State spending cuts to schools and nursing homes – two oft-protected budget areas, but still possible targets for budget cuts – would hurt rural communities more than metropolitan cities, Skogen said. In many small towns, those are the two largest employers.
Democratic legislative leaders often say Republican Gov. Tim Pawlenty's apparent presidential ambitions can get in his way of governing Minnesota.
But even less partisan lawmakers think that, too.
"I do believe he has presidential aspirations," Rep. Paul Marquart, DFL-Dilworth, said. "I do not begrudge that at all. But I do believe he approaches issues from a little different perspective. I do think that is the mystery card here.
"He has to be a little more pure on the Republican issues than maybe even he would like to be."
Not much will be discussed in the 2009 legislative session other than money, but given the recent U.S. Senate recount, Rep. Kent Eken thinks he has a proposal that may get some traction.
The Twin Valley Democrat plans to introduce a constitutional amendment to require that an election winner receive the majority of the vote. Gov. Tim Pawlenty did not win a majority in either of his governor races, in part because Independence Party candidates siphoned off some votes from the two major candidates.
While the amendment would not specify how a majority would be ensured, one way is to only allow the top two voter-getters from the primary election to be in the general election.
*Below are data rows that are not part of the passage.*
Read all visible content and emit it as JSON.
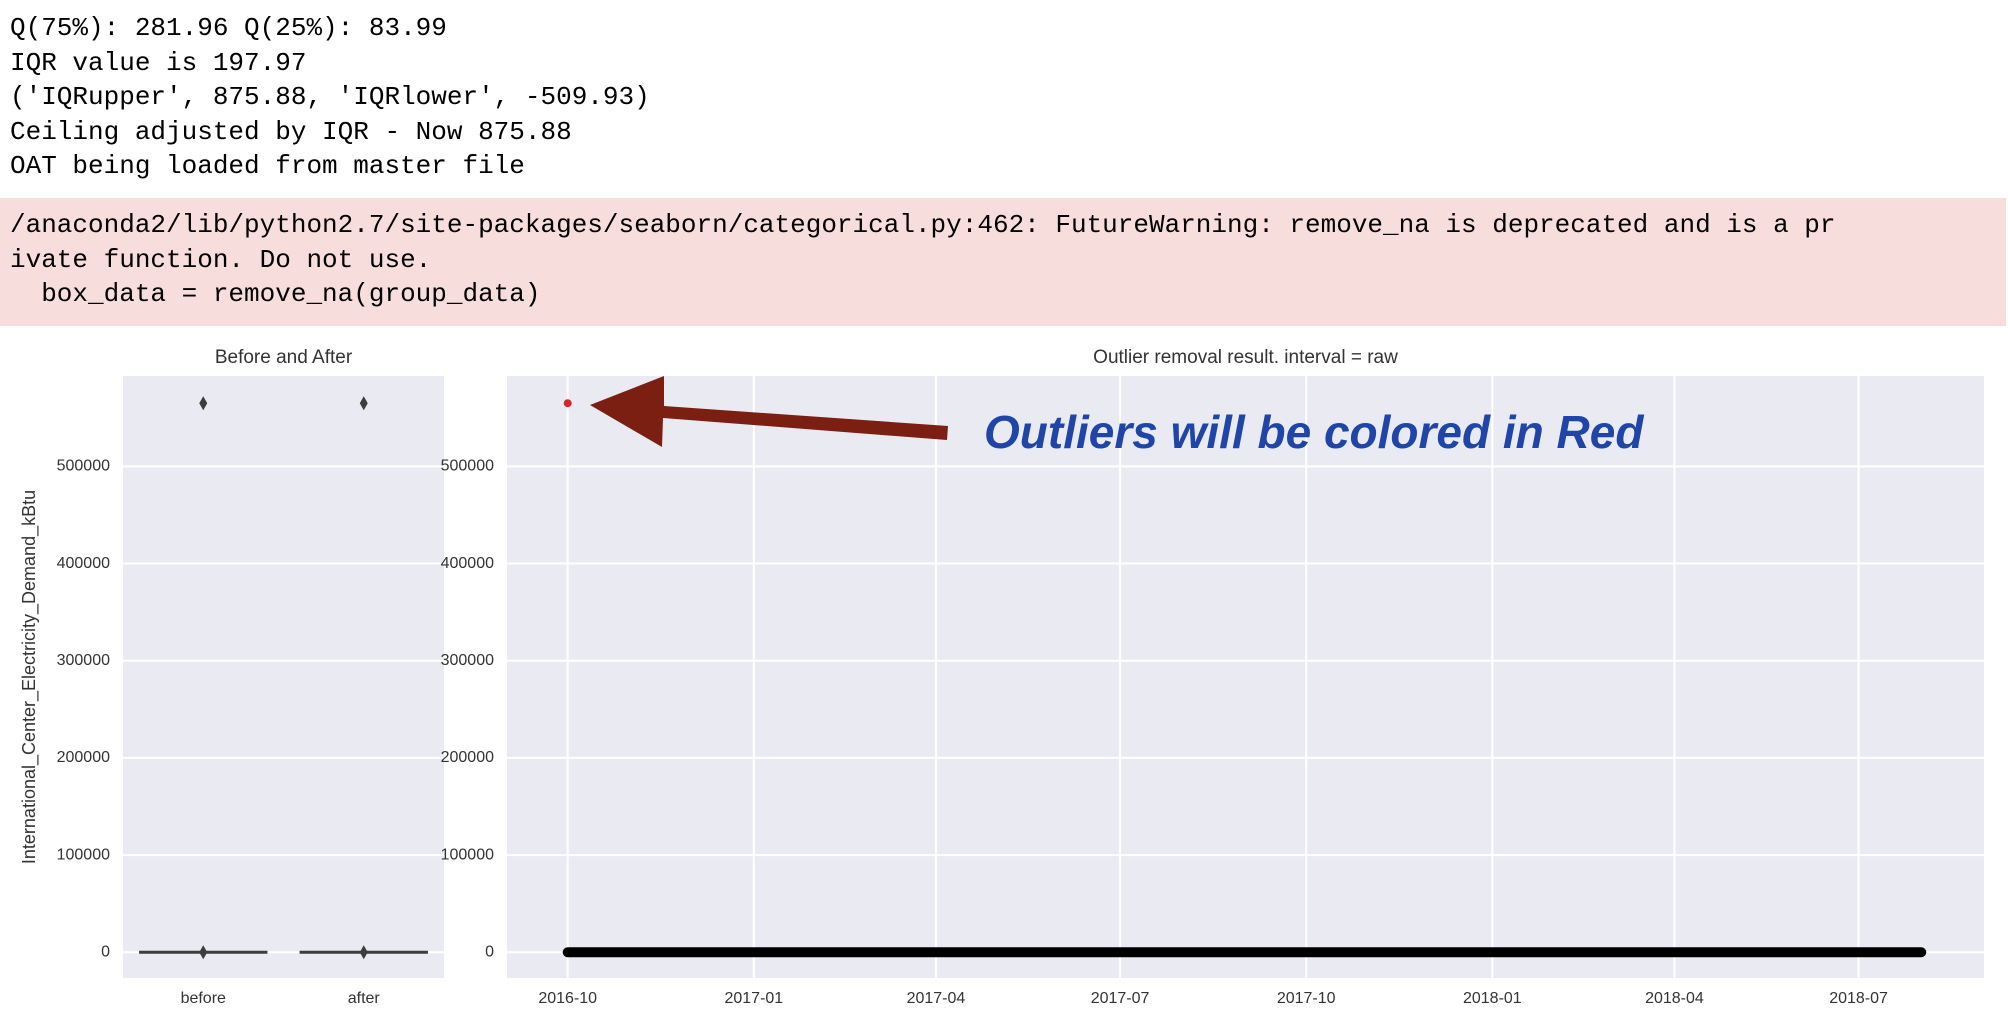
{
  "output": {
    "lines": [
      "Q(75%): 281.96 Q(25%): 83.99",
      "IQR value is 197.97",
      "('IQRupper', 875.88, 'IQRlower', -509.93)",
      "Ceiling adjusted by IQR - Now 875.88",
      "OAT being loaded from master file"
    ]
  },
  "warning": {
    "lines": [
      "/anaconda2/lib/python2.7/site-packages/seaborn/categorical.py:462: FutureWarning: remove_na is deprecated and is a pr",
      "ivate function. Do not use.",
      "  box_data = remove_na(group_data)"
    ]
  },
  "chart_data": [
    {
      "type": "box",
      "title": "Before and After",
      "y_label": "International_Center_Electricity_Demand_kBtu",
      "categories": [
        "before",
        "after"
      ],
      "medians": [
        0,
        0
      ],
      "outliers": [
        [
          565000
        ],
        [
          565000
        ]
      ],
      "color": "#3d3d3d",
      "ylim": [
        -26500,
        593000
      ],
      "yticks": [
        0,
        100000,
        200000,
        300000,
        400000,
        500000
      ],
      "grid": true
    },
    {
      "type": "line",
      "title": "Outlier removal result. interval = raw",
      "annotation": "Outliers will be colored in Red",
      "series": [
        {
          "style": "line",
          "color": "#000000",
          "x": [
            "2016-10",
            "2018-08"
          ],
          "values": [
            0,
            0
          ]
        },
        {
          "style": "point",
          "color": "#d62728",
          "x": [
            "2016-10"
          ],
          "values": [
            565000
          ]
        }
      ],
      "xlim": [
        "2016-09",
        "2018-09"
      ],
      "xticks": [
        "2016-10",
        "2017-01",
        "2017-04",
        "2017-07",
        "2017-10",
        "2018-01",
        "2018-04",
        "2018-07"
      ],
      "ylim": [
        -26500,
        593000
      ],
      "yticks": [
        0,
        100000,
        200000,
        300000,
        400000,
        500000
      ],
      "grid": true
    }
  ]
}
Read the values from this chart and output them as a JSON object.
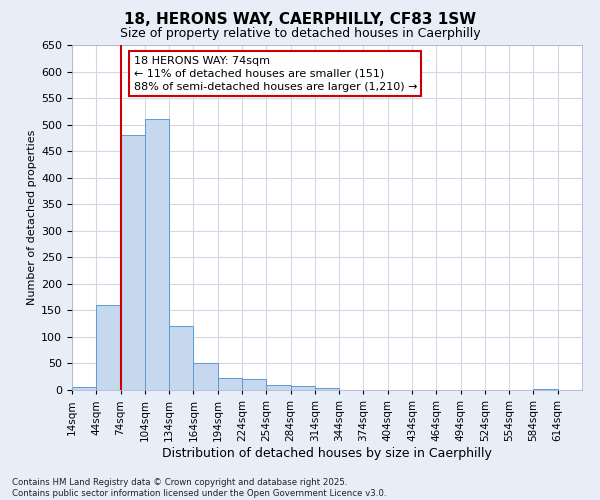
{
  "title_line1": "18, HERONS WAY, CAERPHILLY, CF83 1SW",
  "title_line2": "Size of property relative to detached houses in Caerphilly",
  "xlabel": "Distribution of detached houses by size in Caerphilly",
  "ylabel": "Number of detached properties",
  "footnote_line1": "Contains HM Land Registry data © Crown copyright and database right 2025.",
  "footnote_line2": "Contains public sector information licensed under the Open Government Licence v3.0.",
  "bin_edges": [
    14,
    44,
    74,
    104,
    134,
    164,
    194,
    224,
    254,
    284,
    314,
    344,
    374,
    404,
    434,
    464,
    494,
    524,
    554,
    584,
    614
  ],
  "bar_heights": [
    5,
    160,
    480,
    510,
    120,
    50,
    22,
    20,
    10,
    7,
    3,
    0,
    0,
    0,
    0,
    0,
    0,
    0,
    0,
    2
  ],
  "bar_color": "#c5d8ee",
  "bar_edgecolor": "#5b9bd5",
  "xlim_min": 14,
  "xlim_max": 644,
  "ylim_min": 0,
  "ylim_max": 650,
  "yticks": [
    0,
    50,
    100,
    150,
    200,
    250,
    300,
    350,
    400,
    450,
    500,
    550,
    600,
    650
  ],
  "xtick_positions": [
    14,
    44,
    74,
    104,
    134,
    164,
    194,
    224,
    254,
    284,
    314,
    344,
    374,
    404,
    434,
    464,
    494,
    524,
    554,
    584,
    614
  ],
  "xtick_labels": [
    "14sqm",
    "44sqm",
    "74sqm",
    "104sqm",
    "134sqm",
    "164sqm",
    "194sqm",
    "224sqm",
    "254sqm",
    "284sqm",
    "314sqm",
    "344sqm",
    "374sqm",
    "404sqm",
    "434sqm",
    "464sqm",
    "494sqm",
    "524sqm",
    "554sqm",
    "584sqm",
    "614sqm"
  ],
  "property_line_x": 74,
  "red_line_color": "#cc0000",
  "annotation_text_line1": "18 HERONS WAY: 74sqm",
  "annotation_text_line2": "← 11% of detached houses are smaller (151)",
  "annotation_text_line3": "88% of semi-detached houses are larger (1,210) →",
  "annotation_box_facecolor": "#ffffff",
  "annotation_box_edgecolor": "#cc0000",
  "plot_bg_color": "#ffffff",
  "fig_bg_color": "#e8eef8",
  "grid_color": "#d0d8e8",
  "title1_fontsize": 11,
  "title2_fontsize": 9,
  "ylabel_fontsize": 8,
  "xlabel_fontsize": 9,
  "ytick_fontsize": 8,
  "xtick_fontsize": 7.5,
  "annot_fontsize": 8
}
Eken said even Pawlenty should like the idea because an official who received a majority of the votes would be in a stronger political position.
"That would give him more leverage in the process," Eken said. "He could speak with greater authority."
Legislators are used to interest groups approaching them, asking for money.
That cannot happen now, with the state facing a huge budget deficit, Sen. Tom Bakk, DFL-Cook said.
"Don't come to me to ask that your little piece of the state budget be protected," Bakk told interest groups. "Come to me with ideas, how we can do things differently."